Here’s A List of Nutritional Foods to Help Build Muscles


Nutrition and exercise are both vital in building muscle as gaining lean muscle takes more than just lifting weights and other exercises. Nutrition is essential as that will continuously supply your body with energy as well as repair tissues. Below is a list of nutritional foods that are effective in building muscle mass:


Eggs are one of the most readily available protein sources in the market. They consist of high-quality proteins which are essential in muscle building.

They also contain vitamins A, E, and K as well as a range of B vitamins such as B12 which produces energy. Besides, eggs contain all the eight essential amino acids, which are crucial for optimum muscle recovery.

Chicken Breast

Chicken breast is not only lean but also protein-packed and preparation is possible in a variety of ways such as boiling or roasting. It also provides B vitamins such as B6 and niacin, which are essential during a workout for the provision of energy.


Salmon not only helps in muscle building but also carries other health benefits. Research indicates that every 85 grams of readily prepared salmon consist of about 2 grams of omega-3 fatty acids, 23 grams of proteins, and several essential B vitamins. Omega-3 fatty acids are critical in muscular health and the increased development of lean muscle during workouts.

Lean Beef

Beef contains high –quality protein, minerals, B vitamins, and creatine, which are all useful for muscle growth. Lean meat also provides the body with a high level of amino acids which work with insulin to promote the growth of muscles. Iron, which is present in lean beef, is crucial to proteins in oxygen transportation. Hence, a low supply of iron leads to fatigue, thus low levels of workout in the gym.

Greek Yoghurt

Greek yoghurt contains approximately double the amount of protein present in regular yoghurt. It also contains calcium, which is essential in muscle building through the strengthening of bones. Drinking this yoghurt ensures your muscles are supplied with energy as well as repaired during and after a workout.

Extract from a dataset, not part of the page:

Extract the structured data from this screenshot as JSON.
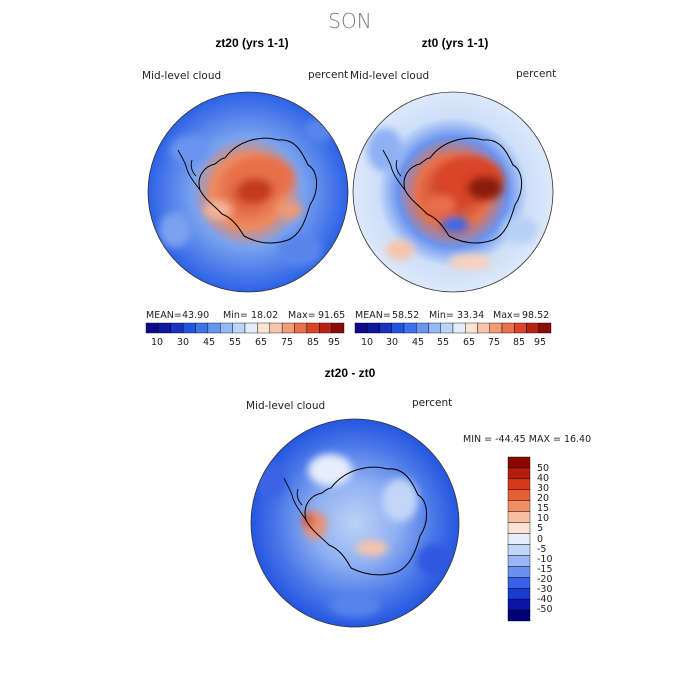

1/2 cup of readily prepared soybeans (86 grams) contains healthy unsaturated fats, at least 14 grams of protein and several vitamins, e.g. vitamin K and minerals like phosphorus, magnesium, and iron. Soy also comes as soy milk, tempeh, tofu, and miso. These minerals play a vital role in muscle growth and repair.


Quinoa is one of the very few plant-based foods that is a complete protein. It is rich in carbohydrates, thus provides energy to the body. Moreover, quinoa contains minerals such as magnesium and phosphorus, which are essential to muscles.

Cottage Cheese

Cottage cheese is almost purely slow-digesting casein protein. Fat-free or low-fat cottage cheese provides an enormous amount of protein with relatively little calories. These properties make it vital for muscle maintenance. Also, cottage cheese is an excellent source of calcium, vitamin B12, and leucine, which is an essential muscle-building amino acid.


Different types of beans are vital to build muscles. Beans are readily available in the market and require no expertise in preparing them. They are rich in fibre, protein, B vitamins, magnesium, phosphorus, iron, and protein. Kidney beans, for example, contain at least 15 grams of protein per 172 grams. Therefore, beans are an excellent choice in gaining lean muscle.

Protein Powders and other Supplements

Protein powders are bodybuilding dietary supplements which supplement one’s protein intakes. Popular protein powders include whey protein and casein. Whey protein is the purest protein form; thus, our body readily absorbs it. Combining protein powders with Anavar will provide excellent results; Anavar is an active muscle growth catalyst as it aids in tissue regeneration during exercise.


Vegetables such as spinach and broccoli help in achieving lean muscle. Broccoli is an excellent source of vitamins, fibre, and minerals. Fibre is essential for proper digestion as well as nutrient uptake in the body. A Study has shown that spinach, on the other hand, contains phytoecdysteroids, which aids in build muscles.


Almonds contain vitamin E, phosphorus and magnesium. Phosphorous plays a role in ensuring the body uses fats and carbohydrates during exercise and at rest, which is helpful to build muscles. Almonds also contain antioxidants which help one recover post-workout at a faster rate. Furthermore, almonds are a great source of proteins and fats.


There are plenty of foods that can help one achieve lean muscle. Most of these foods are protein-packed to build muscles and allow them to regrow after being active. However, it is essential to balance the intake of carbohydrates, fats, vitamins, and minerals to obtain the energy required for exercise.